Dans la page 117 de l’édition Pléiade (excellente édition sous la direction de Jacques Aubert,à signaler, avec abondance de notes que j’utilise largement ) un des points culminants du texte se joue lorsque soudain, il y a un trou,un moment de silence déconcertant,incongru, inattendu dans cet spectacle d’amateurs« car la scène était vide;mais il fallait soutenir l’émotion ; la seule chose qui pouvait soutenir l’émotion était le chant ; et les paroles étaient inaudibles..(..) Puis la scène fut vide.Miss La Trobe restait appuyée contre l’arbre paralysée.Son pouvoir l’avait abandonnée. La sueur perlait sur son front. l’illusion avait échoué. »C’est la mort,murmura-t-elle,la mort. »

La romancière introduit alors un troupeau de vaches. Elles meuglent soudain derrière le décor. « L’une après l’autre,les vaches lancèrent le même mugissement plaintif.Le monde entier s’emplit d’une supplication muette. C’était la voix primitive qui retentissait à l’oreille du présent. La contagion frappa tout le troupeau.frappant leurs flancs de leur queues cinglantes qui s’élargissaient comme des pique feux, elles relevaient et plongeaient la tête,mugissaient comme si l’Éros les avait piquées de sa flèche et les avait rendues furieuses.Les vaches comblaient la béance ; elles effaçaient la distance ; elles remplissaient le vide et soutenaient l’émotion . » Les ruptures de ton sont aujourd’hui lieux comprises par la critique. Notamment les passages brusques de l’Art au Réel, l’imbrication bouffonne entre classes populaires et classes bourgeoises, et surtout les scènes burlesques coupées par l’angoisse intime, ces déchirures à l’ intérieur du texte et qui le rendent si attachant et proche. On voit que les artistes professionnels s’opposent aux amateurs rigolards, les humains surexcités deviennent dérisoires face à la nature indifférente, sans compter les déphasages et décrochages ente l’Intime subjectif et le Réalisme plus ou moins épique.Chez Woolf, les instants fugitifs renvoient souvent à des vérités immémoriales, comme si, dans les nuages apparaissaient des figures disparues, des dieux cachés, des héros de légende. Au bord du ravin, Woolf manipule différents types de Comique. de l’ humour cérébral à l’humour noir,de la fantaisie rabelaisienne débridée à la farce champêtre.Un souterrain récit Épique s’orne de minuscules tragédies privées.Sans cesse la prose, son suivi, disjoncte,se réfracte, se disloque et se reprend.La guerre toute proche en France crève le décor du spectacle amateur. Le flux d’écriture inclut des contraires.

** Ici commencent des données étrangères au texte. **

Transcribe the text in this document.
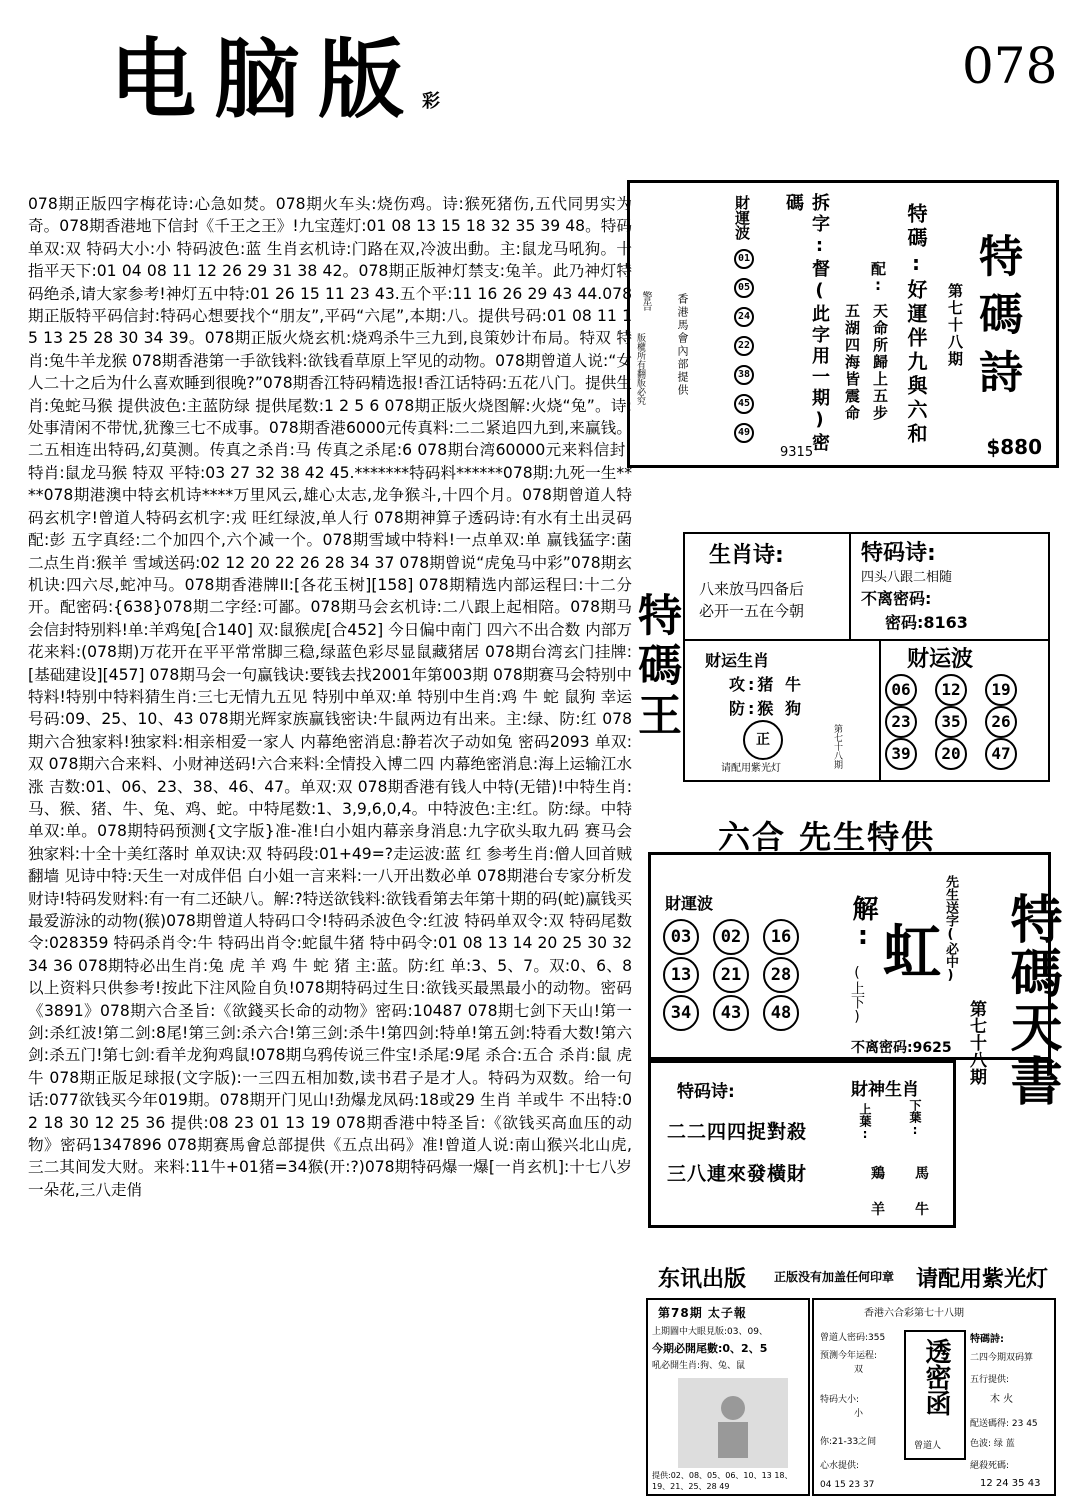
电脑版$^彩$
078

078期正版四字梅花诗:心急如焚。078期火车头:烧伤鸡。诗:猴死猪伤,五代同男实为奇。078期香港地下信封《千王之王》!九宝莲灯:01 08 13 15 18 32 35 39 48。特码单双:双 特码大小:小 特码波色:蓝 生肖玄机诗:门路在双,冷波出動。主:鼠龙马吼狗。十指平天下:01 04 08 11 12 26 29 31 38 42。078期正版神灯禁支:兔羊。此乃神灯特码绝杀,请大家参考!神灯五中特:01 26 15 11 23 43.五个平:11 16 26 29 43 44.078期正版特平码信封:特码心想要找个“朋友”,平码“六尾”,本期:八。提供号码:01 08 11 15 13 25 28 30 34 39。078期正版火烧玄机:烧鸡杀牛三九到,良策妙计布局。特双 特肖:兔牛羊龙猴 078期香港第一手欲钱料:欲钱看草原上罕见的动物。078期曾道人说:“女人二十之后为什么喜欢睡到很晚?”078期香江特码精选报!香江话特码:五花八门。提供生肖:兔蛇马猴 提供波色:主蓝防绿 提供尾数:1 2 5 6 078期正版火烧图解:火烧“兔”。诗:处事清闲不带忧,犹豫三七不成事。078期香港6000元传真料:二二紧追四九到,来赢钱。二五相连出特码,幻莫测。传真之杀肖:马 传真之杀尾:6 078期台湾60000元来料信封!特肖:鼠龙马猴 特双 平特:03 27 32 38 42 45.*******特码料******078期:九死一生****078期港澳中特玄机诗****万里风云,雄心太志,龙争猴斗,十四个月。078期曾道人特码玄机字!曾道人特码玄机字:戎 旺红绿波,单人行 078期神算子透码诗:有水有土出灵码 配:彭 五字真经:二个加四个,六个减一个。078期雪域中特料!一点单双:单 赢钱猛字:菌 二点生肖:猴羊 雪域送码:02 12 20 22 26 28 34 37 078期曾说“虎兔马中彩”078期玄机诀:四六尽,蛇冲马。078期香港牌II:[各花玉树][158] 078期精选内部运程曰:十二分开。配密码:{638}078期二字经:可鄙。078期马会玄机诗:二八跟上起相陪。078期马会信封特别料!单:羊鸡兔[合140] 双:鼠猴虎[合452] 今日偏中南门 四六不出合数 内部万花来料:(078期)万花开在平平常常脚三稳,绿蓝色彩尽显鼠藏猪居 078期台湾玄门挂牌:[基础建设][457] 078期马会一句赢钱诀:要钱去找2001年第003期 078期赛马会特别中特料!特别中特料猜生肖:三七无情九五见 特别中单双:单 特别中生肖:鸡 牛 蛇 鼠狗 幸运号码:09、25、10、43 078期光辉家族赢钱密诀:牛鼠两边有出来。主:绿、防:红 078期六合独家料!独家料:相亲相爱一家人 内幕绝密消息:静若次子动如兔 密码2093 单双:双 078期六合来料、小财神送码!六合来料:全情投入博二四 内幕绝密消息:海上运输江水涨 吉数:01、06、23、38、46、47。单双:双 078期香港有钱人中特(无错)!中特生肖:马、猴、猪、牛、兔、鸡、蛇。中特尾数:1、3,9,6,0,4。中特波色:主:红。防:绿。中特单双:单。078期特码预测{文字版}准-准!白小姐内幕亲身消息:九字砍头取九码 赛马会独家料:十全十美红落时 单双诀:双 特码段:01+49=?走运波:蓝 红 参考生肖:僧人回首贼翻墙 见诗中特:天生一对成伴侣 白小姐一言来料:一八开出数必单 078期港台专家分析发财诗!特码发财料:有一有二还缺八。解:?特送欲钱料:欲钱看第去年第十期的码(蛇)赢钱买最爱游泳的动物(猴)078期曾道人特码口令!特码杀波色令:红波 特码单双令:双 特码尾数令:028359 特码杀肖令:牛 特码出肖令:蛇鼠牛猪 特中码令:01 08 13 14 20 25 30 32 34 36 078期特必出生肖:兔 虎 羊 鸡 牛 蛇 猪 主:蓝。防:红 单:3、5、7。双:0、6、8 以上资料只供参考!按此下注风险自负!078期特码过生日:欲钱买最黑最小的动物。密码《3891》078期六合圣旨:《欲錢买长命的动物》密码:10487 078期七剑下天山!第一剑:杀红波!第二剑:8尾!第三剑:杀六合!第三剑:杀牛!第四剑:特单!第五剑:特看大数!第六剑:杀五门!第七剑:看羊龙狗鸡鼠!078期乌鸦传说三件宝!杀尾:9尾 杀合:五合 杀肖:鼠 虎 牛 078期正版足球报(文字版):一三四五相加数,读书君子是才人。特码为双数。给一句话:077欲钱买今年019期。078期开门见山!劲爆龙凤码:18或29 生肖 羊或牛 不出特:02 18 30 12 25 36 提供:08 23 01 13 19 078期香港中特圣旨:《欲钱买高血压的动物》密码1347896 078期赛馬會总部提供《五点出码》准!曾道人说:南山猴兴北山虎,三二其间发大财。来料:11牛+01猪=34猴(开:?)078期特码爆一爆[一肖玄机]:十七八岁一朵花,三八走俏

特碼詩
$880
第七十八期
特碼:好運伴九與六和
配:
天命所歸上五步
五湖四海皆震命
拆字:督(此字用一期)密碼
9315
財運波
01
05
24
22
38
45
49
香港馬會內部提供
版權所有翻版必究
警告
特碼王
生肖诗:
八来放马四备后
必开一五在今朝
特码诗:
四头八跟二相随
不离密码:
密码:8163
财运生肖
攻:猪 牛
防:猴 狗
正
请配用紫光灯	第七十八期
财运波
06	12	19
23	35	26
39	20	47
六合 先生特供
財運波
03	02	16
13	21	28
34	43	48
解:
(上下)
虹 先生送字(必中)
不离密码:9625 特碼天書
第七十八期
特码诗:
二二四四捉對殺
三八連來發橫財
財神生肖
上葉:	下葉:
鶏 馬
羊 牛
东讯出版 正版没有加盖任何印章 请配用紫光灯
第78期 太子報
上期圖中大眼見版:03、09、
今期必開尾數:0、2、5
吼必開生肖:狗、兔、鼠
提供:02、08、05、06、10、13 18、19、21、25、28 49
香港六合彩第七十八期
曾道人密码:355
预测今年运程:
双
特码大小:
小
你:21-33之间
心水提供:
04 15 23 37
透密函
曾道人
特碼詩:
二四今期双码算
五行提供:
木 火
配送碼得: 23 45
色波: 绿 蓝
絕殺死碼:
12 24 35 43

C’est une symphonie avec discordances.Une musique atonale.

Virginia Woolf capte des instants volatiles: d’un côté les secondes d’une journée; et d’un autre côté, elle fait allusion aux fumées lointaines et âcres des siècles passés et de leurs innombrables tragédies . Elle mêle la plaque photographique d’un été 39 et la tapisserie de Bayeux.

Oui, Woolf est allée très loin dans les sa recherche de rythmes, et ces canevas de vies effilochées . Il faudra encore du temps pour que les lecteurs de notre génération, et des suivantes, apprennent à apprécier ce qu’elle a défriché.